東京神学大学

Tokyo Union Theological Seminary

大学紹介

学長メッセージ

東京神学大学学長 芳賀力

敬虔と学問
pietas et scientia
東京神学大学学長
芳賀 力
「主を畏れることは知恵の初め。」
(箴言1章7節)
 「主を畏れることは知恵の初め」(箴言1:7)。そう聖書は語ります。このことは今日、必ずしも自明のことではありません。近代社会はむしろ神を畏れず、人間の理性だけを頼りに知的な探求を続けてきました。それは、科学技術を用いて人間がこの世界を支配しようとする試みです。

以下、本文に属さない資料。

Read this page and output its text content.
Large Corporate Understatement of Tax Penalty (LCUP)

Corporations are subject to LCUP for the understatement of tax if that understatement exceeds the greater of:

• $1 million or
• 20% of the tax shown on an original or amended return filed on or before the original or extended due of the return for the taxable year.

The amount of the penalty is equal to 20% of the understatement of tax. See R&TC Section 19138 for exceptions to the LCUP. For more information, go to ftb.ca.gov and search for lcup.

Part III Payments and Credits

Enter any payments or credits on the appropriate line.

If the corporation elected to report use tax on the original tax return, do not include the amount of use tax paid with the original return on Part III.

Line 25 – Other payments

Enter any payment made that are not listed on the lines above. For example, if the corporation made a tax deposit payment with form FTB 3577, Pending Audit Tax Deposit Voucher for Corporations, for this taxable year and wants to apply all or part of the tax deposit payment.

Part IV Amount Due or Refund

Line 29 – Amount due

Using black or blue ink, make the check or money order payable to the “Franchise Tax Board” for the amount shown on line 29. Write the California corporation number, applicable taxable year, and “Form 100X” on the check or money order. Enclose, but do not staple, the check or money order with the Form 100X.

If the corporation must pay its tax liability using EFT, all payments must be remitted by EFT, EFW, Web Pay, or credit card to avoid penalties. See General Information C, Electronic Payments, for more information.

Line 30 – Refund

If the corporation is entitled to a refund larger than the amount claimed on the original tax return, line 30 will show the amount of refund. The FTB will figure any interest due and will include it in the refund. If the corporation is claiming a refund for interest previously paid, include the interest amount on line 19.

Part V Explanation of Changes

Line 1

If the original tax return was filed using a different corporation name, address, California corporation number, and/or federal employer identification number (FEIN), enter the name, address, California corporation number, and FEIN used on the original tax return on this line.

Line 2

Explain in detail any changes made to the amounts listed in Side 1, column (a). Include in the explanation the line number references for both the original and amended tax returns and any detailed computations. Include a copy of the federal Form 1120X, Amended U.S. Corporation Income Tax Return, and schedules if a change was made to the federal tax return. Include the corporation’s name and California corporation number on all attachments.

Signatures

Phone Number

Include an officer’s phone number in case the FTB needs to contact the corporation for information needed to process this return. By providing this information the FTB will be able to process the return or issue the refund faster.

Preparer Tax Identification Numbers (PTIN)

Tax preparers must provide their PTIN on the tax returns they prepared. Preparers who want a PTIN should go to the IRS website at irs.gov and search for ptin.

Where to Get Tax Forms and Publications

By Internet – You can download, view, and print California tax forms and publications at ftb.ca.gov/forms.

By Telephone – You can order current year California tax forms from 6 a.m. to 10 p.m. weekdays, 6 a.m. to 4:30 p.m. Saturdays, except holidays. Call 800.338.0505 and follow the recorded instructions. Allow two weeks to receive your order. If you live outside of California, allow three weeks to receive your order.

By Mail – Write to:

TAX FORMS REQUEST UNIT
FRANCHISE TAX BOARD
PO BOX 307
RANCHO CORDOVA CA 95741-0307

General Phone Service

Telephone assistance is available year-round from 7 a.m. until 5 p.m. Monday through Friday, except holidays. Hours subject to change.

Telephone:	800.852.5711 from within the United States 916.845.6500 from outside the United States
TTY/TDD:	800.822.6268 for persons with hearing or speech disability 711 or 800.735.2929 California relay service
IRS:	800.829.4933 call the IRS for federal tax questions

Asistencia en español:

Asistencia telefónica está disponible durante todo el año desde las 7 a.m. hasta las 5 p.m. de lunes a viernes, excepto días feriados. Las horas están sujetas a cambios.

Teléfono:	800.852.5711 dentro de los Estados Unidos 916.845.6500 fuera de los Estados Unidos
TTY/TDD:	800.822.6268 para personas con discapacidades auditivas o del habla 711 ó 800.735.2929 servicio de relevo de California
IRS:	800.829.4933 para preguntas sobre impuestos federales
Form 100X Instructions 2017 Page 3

まるでシンアルの地に、石の代わりにれんがを、しっくいの代わりにアスファルトを用いて、天にまで届く塔を建設しようとしたあのバベルの町のようです。その結果、言葉が通じなくなり、混乱(バラル)に陥り、人々は全地に散らされました(創世記11:9)。聖書は人間の世界をこのように見ています。驚くほど正確です。20世紀の二つの世界大戦、21世紀の地域紛争や覇権争い、移民問題、自然破壊など、人類は根本的な問いの前に立たされています。
 しかし神はこの混乱した世界に御子イエス・キリストをお遣わしになり、救いの歴史を開始し、教会を建て、私たちに歴史の完成を望ませてくださいます。本学での神学の学びは、この教会に仕える伝道者、また聖書を教える教育者を育て、日本の社会に送り出すためにこそあります。本学が目指すものは敬虔(pietas)と学問(scientia)とが最も美しい仕方で統合されることです。残念ながら両者が離ればなれになり、敬虔のない学問か、知的探求のない敬虔か、いずれかに傾いてしまう場合が見られます。だから神学はどこで学んでも同じというわけではありません。本学にも欠けはありますが、少なくとも私たちは敬虔と知的探求とが美しく統合される一点を見つめて、神学の研鑽を積んでいます。聖書は人間の「死の言葉」ではなく、「命の言(ことば)」(Ⅰヨハネ1:1)について語ります。私たちを生かすこの「命の言」をぜひご一緒に学びましょう。